Никак не отреагировав на шутку, Ваня вышел и закрыл за собой дверь. Перед ним простирался пустынный коридор в жёлто-зелёную клетку. Ваня прислушался к его музейной тишине. Никого.
Пройдя немного в сторону туалета и убедившись, что на этаже пусто, Ваня быстро свернул в боковое ответвление коридора — тщательно вылизанный дежурными закуток — и заглянул в учительскую. Как и предполагалось, «классуха» сидела за столом. От дверей Ване не было видно, чем она занята, но он и без того мог с уверенностью сказать, что она проверяет тетради, как делала это изо дня в день вот уже двадцать лет. Услышав скрип двери, учительница подняла голову.
— Корнейчук?.. Ты почему не на... — она запнулась, озадаченная выражением его лица. На момент ей показалось, что мальчик заглянул сюда, чтобы скорчить рожу или крикнуть какую-нибудь гадкую шутку. Она тут же подавила в себе эту мысль. — Почему ты не на уроке?
Глубоко вздохнув, Ваня сделал испуганное лицо, вытаращил глаза и пропыхтел заикающимся шёпотом:
— Татьяна Петровна... Там у нас в подвале… Такое.. Такое...
— Что... Что такое? — удивление в её голосе уступило место озабоченности.

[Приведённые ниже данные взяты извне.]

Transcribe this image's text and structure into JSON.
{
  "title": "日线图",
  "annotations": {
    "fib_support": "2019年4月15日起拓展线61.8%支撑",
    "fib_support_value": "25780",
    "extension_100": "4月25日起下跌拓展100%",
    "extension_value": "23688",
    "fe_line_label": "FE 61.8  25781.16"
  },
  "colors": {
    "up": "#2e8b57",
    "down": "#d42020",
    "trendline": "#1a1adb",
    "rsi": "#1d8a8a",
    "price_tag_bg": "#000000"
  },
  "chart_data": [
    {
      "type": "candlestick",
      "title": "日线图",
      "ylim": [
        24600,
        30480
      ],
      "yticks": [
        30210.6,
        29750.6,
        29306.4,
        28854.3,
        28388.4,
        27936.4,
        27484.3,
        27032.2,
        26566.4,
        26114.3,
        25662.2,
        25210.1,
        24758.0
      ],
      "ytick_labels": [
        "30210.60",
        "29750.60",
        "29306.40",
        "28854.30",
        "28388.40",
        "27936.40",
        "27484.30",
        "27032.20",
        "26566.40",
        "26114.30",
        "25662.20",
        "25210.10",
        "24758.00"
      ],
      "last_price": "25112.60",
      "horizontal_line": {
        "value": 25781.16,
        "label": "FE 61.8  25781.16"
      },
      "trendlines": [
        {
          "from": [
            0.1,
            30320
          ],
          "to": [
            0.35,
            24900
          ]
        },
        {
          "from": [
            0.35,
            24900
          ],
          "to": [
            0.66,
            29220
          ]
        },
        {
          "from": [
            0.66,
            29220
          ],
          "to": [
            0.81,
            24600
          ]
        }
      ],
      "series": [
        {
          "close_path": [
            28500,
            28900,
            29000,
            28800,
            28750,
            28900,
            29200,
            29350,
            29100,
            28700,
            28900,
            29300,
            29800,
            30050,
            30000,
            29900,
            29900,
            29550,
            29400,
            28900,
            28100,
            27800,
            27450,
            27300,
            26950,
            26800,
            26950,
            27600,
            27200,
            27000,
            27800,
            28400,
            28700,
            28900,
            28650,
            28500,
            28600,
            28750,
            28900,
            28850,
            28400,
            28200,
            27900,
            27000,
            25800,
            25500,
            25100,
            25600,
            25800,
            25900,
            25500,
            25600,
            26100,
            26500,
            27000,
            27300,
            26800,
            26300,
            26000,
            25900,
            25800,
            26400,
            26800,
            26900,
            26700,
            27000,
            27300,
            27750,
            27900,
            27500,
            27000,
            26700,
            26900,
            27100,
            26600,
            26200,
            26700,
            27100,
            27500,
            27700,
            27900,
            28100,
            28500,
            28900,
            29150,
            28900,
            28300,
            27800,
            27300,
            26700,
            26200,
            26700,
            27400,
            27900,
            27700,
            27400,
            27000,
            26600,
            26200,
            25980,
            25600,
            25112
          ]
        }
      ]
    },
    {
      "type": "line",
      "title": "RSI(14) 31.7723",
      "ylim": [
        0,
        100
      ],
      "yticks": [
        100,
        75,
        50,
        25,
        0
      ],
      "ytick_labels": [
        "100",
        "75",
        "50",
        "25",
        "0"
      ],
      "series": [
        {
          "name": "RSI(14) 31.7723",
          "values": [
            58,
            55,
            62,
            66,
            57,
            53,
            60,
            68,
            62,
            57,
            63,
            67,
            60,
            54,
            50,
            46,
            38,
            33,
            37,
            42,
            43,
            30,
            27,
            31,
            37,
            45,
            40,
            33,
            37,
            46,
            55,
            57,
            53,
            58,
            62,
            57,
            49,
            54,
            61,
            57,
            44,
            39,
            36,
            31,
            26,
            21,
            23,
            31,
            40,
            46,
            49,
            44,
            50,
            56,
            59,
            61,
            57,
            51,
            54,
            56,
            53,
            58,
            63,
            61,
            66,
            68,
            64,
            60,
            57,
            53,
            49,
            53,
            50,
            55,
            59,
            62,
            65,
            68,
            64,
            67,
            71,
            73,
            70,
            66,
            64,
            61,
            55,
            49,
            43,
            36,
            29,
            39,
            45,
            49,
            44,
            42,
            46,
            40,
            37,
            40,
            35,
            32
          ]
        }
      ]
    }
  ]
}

— Идёмте, я вам покажу...— Ваня почувствовал, что его и впрямь колотит. Он сделал несколько несмелых шагов вперёд и краем глаза покосился на стол — так и есть, на столе двумя стопками лежали тетради. Самая верхняя была раскрыта, на странице красовалась жирная единица. Рассеянно проследив его блуждающий взгляд, училка быстро закрыла тетрадь — почти автоматический жест, вряд ли имеющий какой-то смысл, но, тем не менее, присущий всем учителям. Она пребывала в нерешительности:
— Вообще—то я занята... Да ты почему бледный такой?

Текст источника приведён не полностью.